Adobe fixes ColdFusion arbitrary file read vulnerability
Take action: Time to update your Adobe ColdFusion server. It's not a panic mode update, but since ColdFusion servers are mostly internet facing, it's wise to update.
Learn More
Adobe has fixed a vulnerability in its ColdFusion software, which allows unauthorized file reads on the system. The vulnerability, tracked as CVE-2024-20767 (CVSS score 8.2), is found in the handling of file access permissions within the ColdFusion component identified as `CFIDE/adminapi/_servermanager/servermanager.cfc`.
The exposure posed by CVE-2024-20767 could potentially lead to the disclosure of sensitive information, system configurations, and credentials.
The exploit was facilitated by manipulating the `getHeartBeat` method within the `MonitoringService`, which revealed the UUID of the ColdFusion.monitor.Configuration. This UUID could then be used to access the `PMSGenericServlet` servlet without authentication, allowing attackers to perform actions such as arbitrary file reads or downloading heap dumps, depending on the module parameter set.

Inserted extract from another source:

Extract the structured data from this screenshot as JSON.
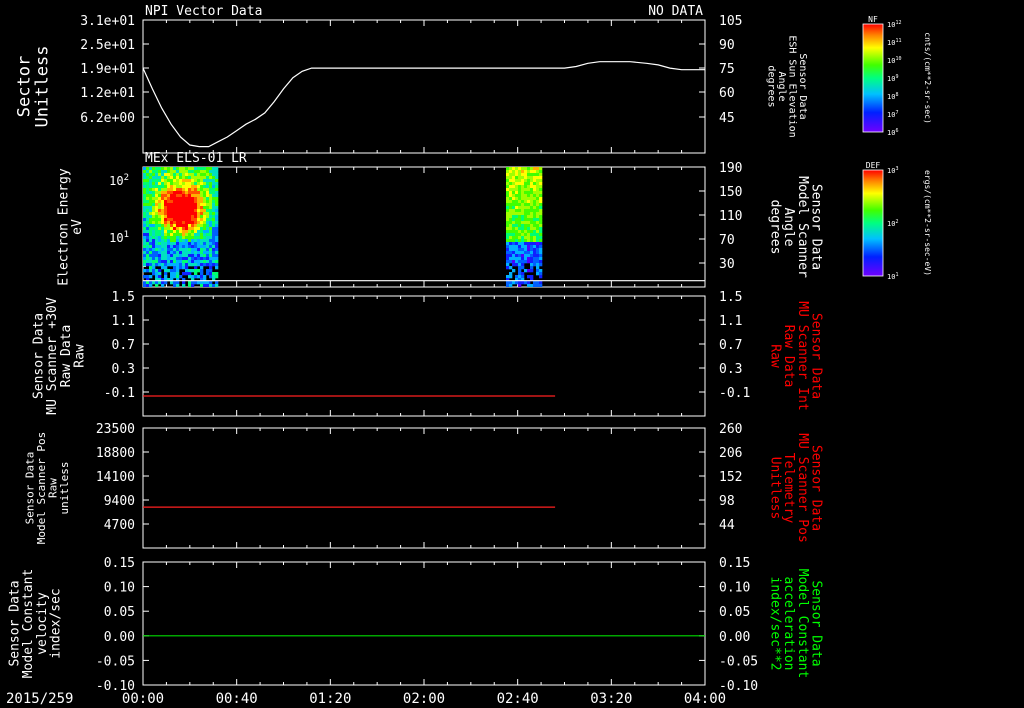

Adobe addressed this vulnerability through the security bulletin APSB24-14, released on March 12, 2024. The bulletin lists the affected versions of ColdFusion as all platforms running ColdFusion 2023 Update 6 and earlier, as well as ColdFusion 2021 Update 12 and earlier. Adobe has given this update a priority rating of 3 and urges users to upgrade their installations to the latest versions to mitigate the risk.
To ensure comprehensive security, Adobe also recommends updating the ColdFusion JDK/JRE LTS to the latest update release, as merely applying the ColdFusion update is insufficient for full protection.